Muhammediye, beş yüz yıl boyunca Türkçe'nin konuşulduğu hemen bütün İslam ülkelerinde okunmuş ve çevrilmiştir. Halkın dini kültürünün temel kaynaklarından biri olan Muhammedi ye Anadolu, Balkanlar, Maveraünnehir, Kırım, Kazan ve Başkurt Türkleri arasında büyük şöhret kazanmıştır.[10]

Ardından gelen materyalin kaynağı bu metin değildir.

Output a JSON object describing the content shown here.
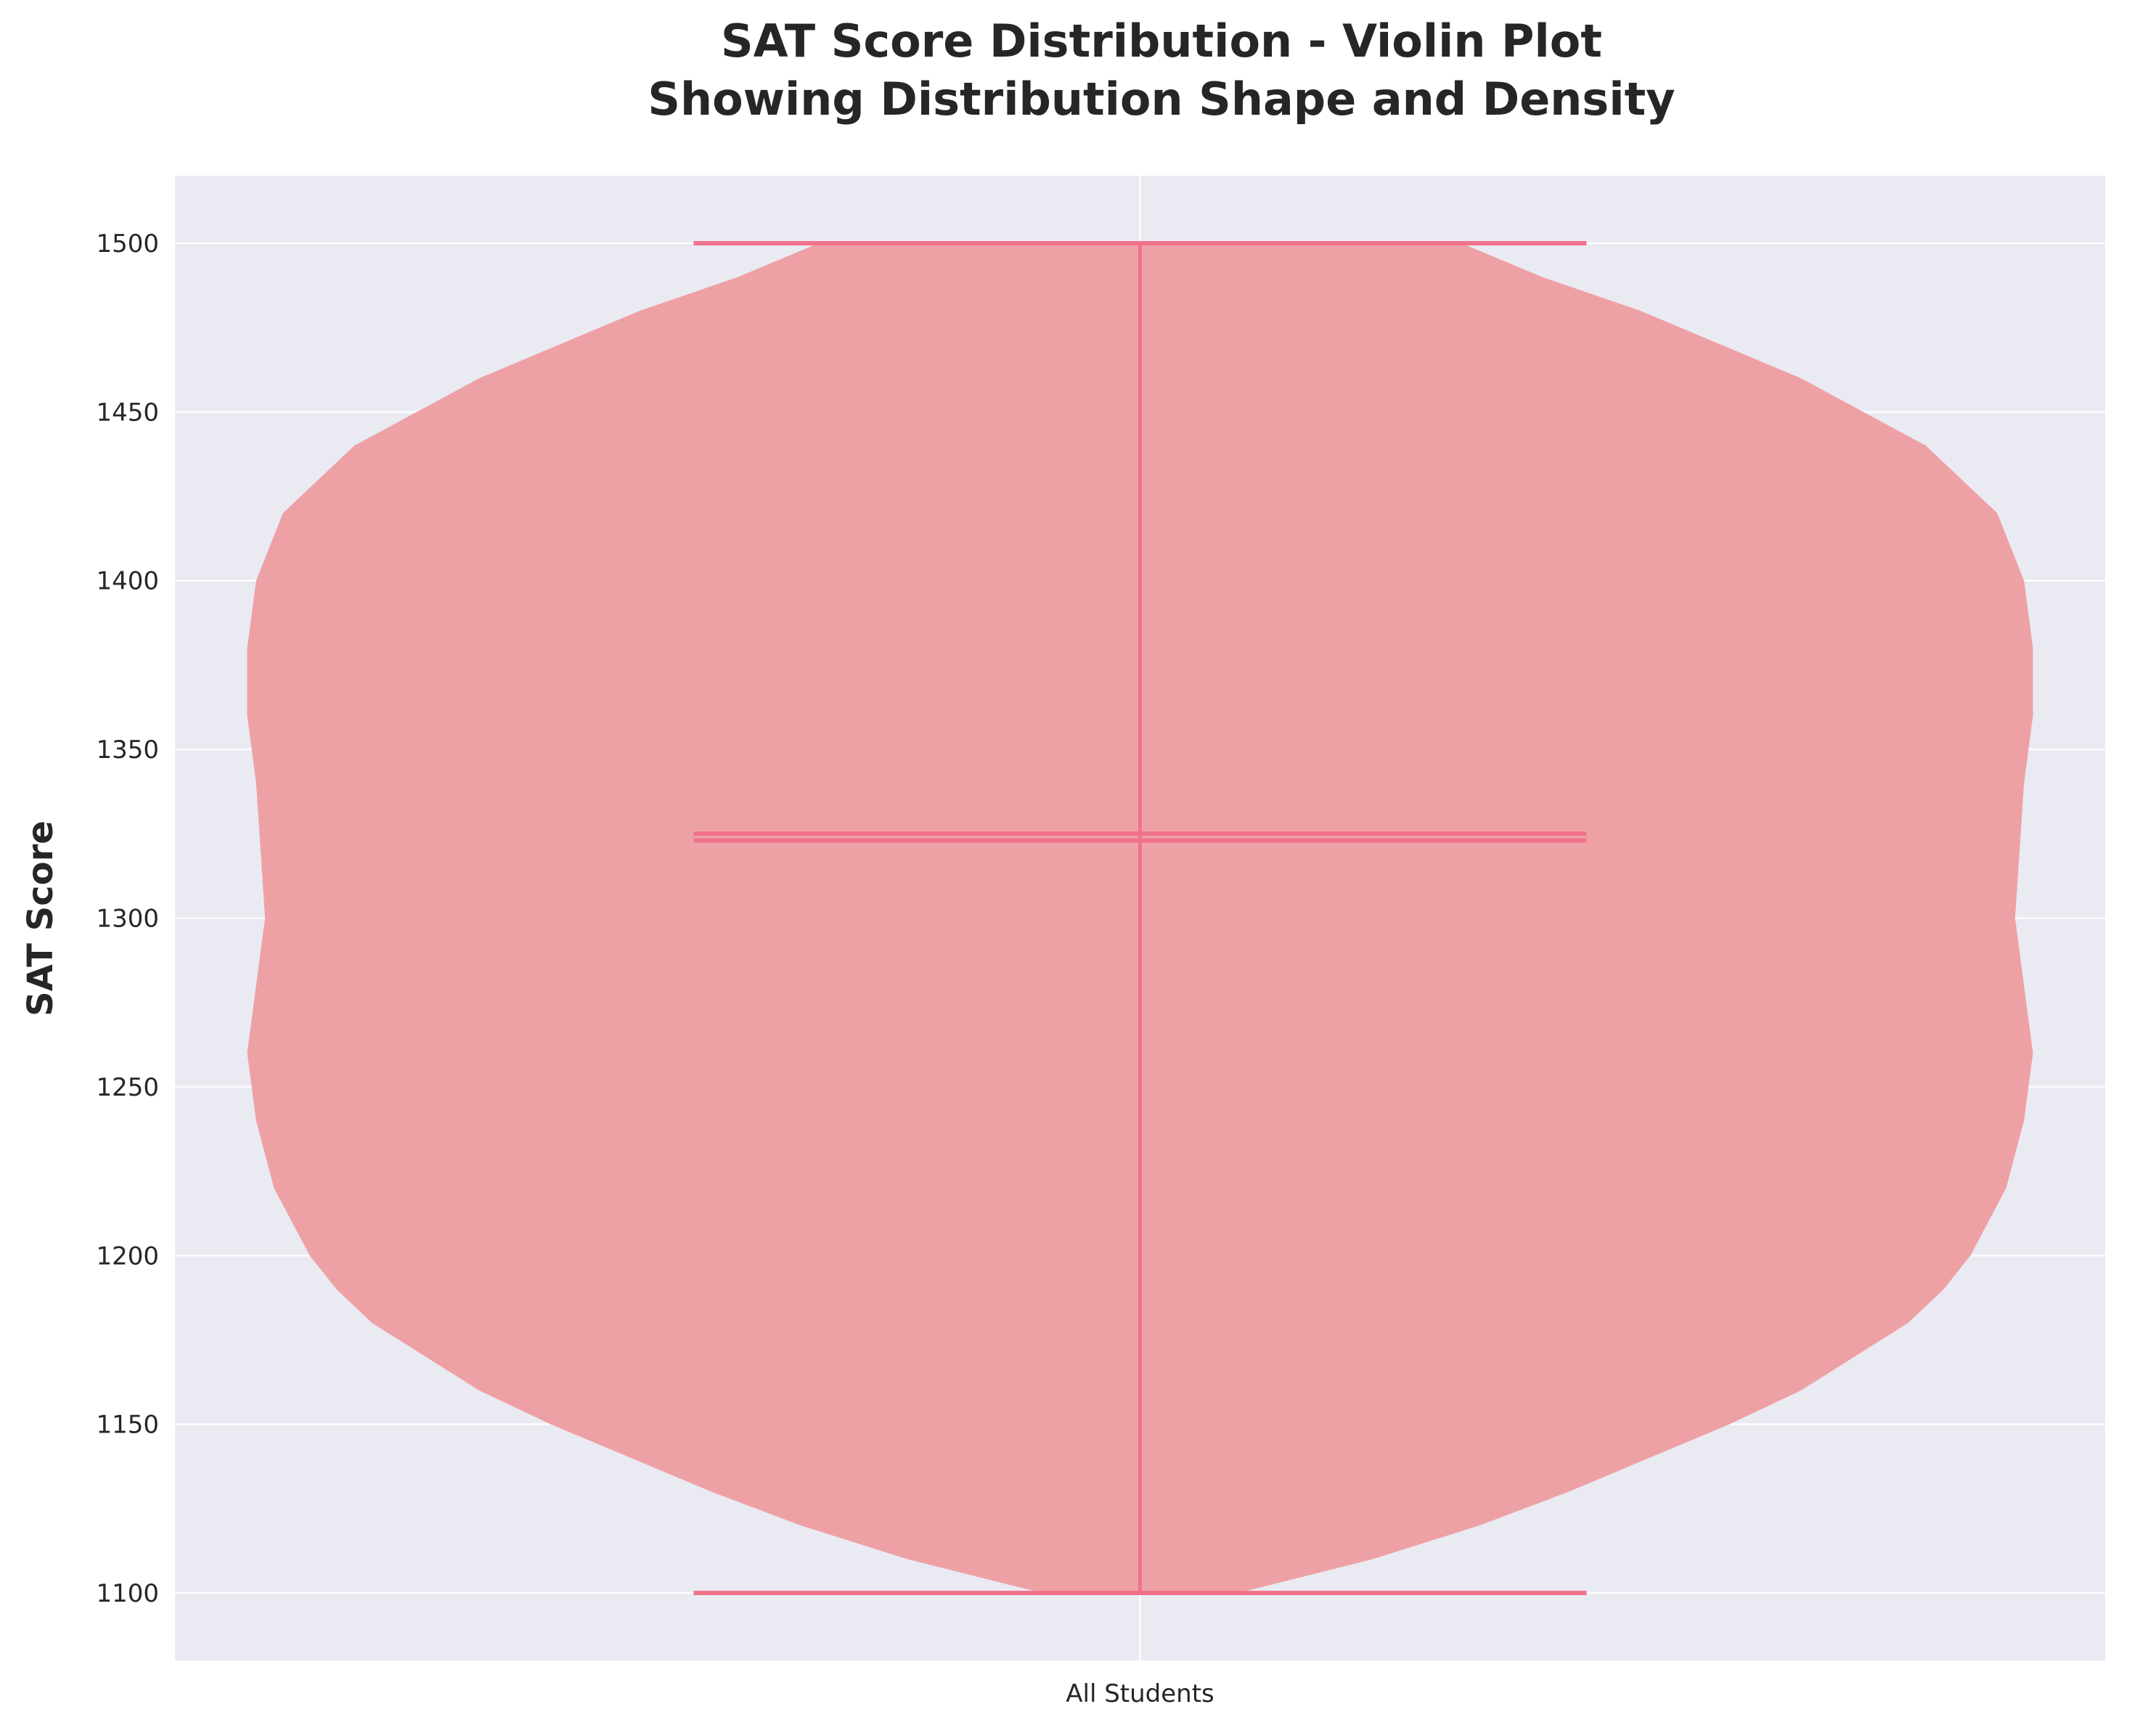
{
  "chart_data": {
    "type": "violin",
    "title": "SAT Score Distribution - Violin Plot",
    "subtitle": "Showing Distribution Shape and Density",
    "xlabel": "",
    "ylabel": "SAT Score",
    "categories": [
      "All Students"
    ],
    "ylim": [
      1080,
      1520
    ],
    "yticks": [
      1100,
      1150,
      1200,
      1250,
      1300,
      1350,
      1400,
      1450,
      1500
    ],
    "grid": true,
    "violin": {
      "min": 1100,
      "max": 1500,
      "mean": 1325,
      "median": 1323,
      "density_profile": [
        [
          1100,
          0.11
        ],
        [
          1110,
          0.26
        ],
        [
          1120,
          0.38
        ],
        [
          1130,
          0.48
        ],
        [
          1140,
          0.57
        ],
        [
          1150,
          0.66
        ],
        [
          1160,
          0.74
        ],
        [
          1170,
          0.8
        ],
        [
          1180,
          0.86
        ],
        [
          1190,
          0.9
        ],
        [
          1200,
          0.93
        ],
        [
          1210,
          0.95
        ],
        [
          1220,
          0.97
        ],
        [
          1230,
          0.98
        ],
        [
          1240,
          0.99
        ],
        [
          1250,
          0.995
        ],
        [
          1260,
          1.0
        ],
        [
          1280,
          0.99
        ],
        [
          1300,
          0.98
        ],
        [
          1320,
          0.985
        ],
        [
          1340,
          0.99
        ],
        [
          1360,
          1.0
        ],
        [
          1380,
          1.0
        ],
        [
          1400,
          0.99
        ],
        [
          1420,
          0.96
        ],
        [
          1440,
          0.88
        ],
        [
          1460,
          0.74
        ],
        [
          1480,
          0.56
        ],
        [
          1490,
          0.45
        ],
        [
          1500,
          0.36
        ]
      ]
    },
    "colors": {
      "fill": "#ee9da0",
      "lines": "#f0728a",
      "background": "#eaeaf2",
      "grid": "#ffffff"
    }
  }
}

YAZICIOĞLU MEHMET VE MUHAMMEDİYESİ
Yazıcıoğlu' nun bitip tükenmez bir Allah ve peygamber sevgisi vardır. Şu beyitler bu duyguları dile getirir: "Senin vasfin kitabını yazarken Yazıı/oğlu Yanar canı, eder ahı, elinde tutuşur evrak. " Rivayete göre, Muhammediye' nin, yazarın elinden çıkan nüshasında, bu beytin bulunduğu sayfa kısmen yanık görüntüsünde, kahverengileşmiş ve kavrulmuş gibidir. "Burası müellifin ahıyla yanmıştır" diye işaretlenmiştir. Bir başka yerde Yazıcıoğlu Allah'a şöyle yakarır:
"Dedin 'la taknetu min rahmetillah'
ÜmId ile kapına geldim ey şah"
Yazıcıoğlu Mehmed'in Ahmet Bîcan adlı kardeşi de bu yolun meşhurlarındandır. Onun "Envaru’l Aşıkin" isimli kitabı da benzer konuları, nesir/düz yazı şeklinde işlemiştir. "Bican" yani "cansız" Lakabının verilmesi, tasavvuf yoluna girdikten sonra, ilahı aşkını' artırmak için çok perhiz yapmasına bağlanır. Sonunda çok zayıflaması ile adeta cansız denecek kadar inceldiği söylenir. Yazıcıoğlu Mehmet ve Ahmet Bican, fütuhat devrimizin aktif ve savaşçı derviş tipine uygun özellik taşırlar. Bir yandan ser yazıp irşadla uğraşırken; bir yandan da, o sıralarda düşmanla burun buruna olan Gelibolu' da deniz savaşlarına katılmışlardır. Yazıcıoğlu Mehmet §öyle söyler: [11]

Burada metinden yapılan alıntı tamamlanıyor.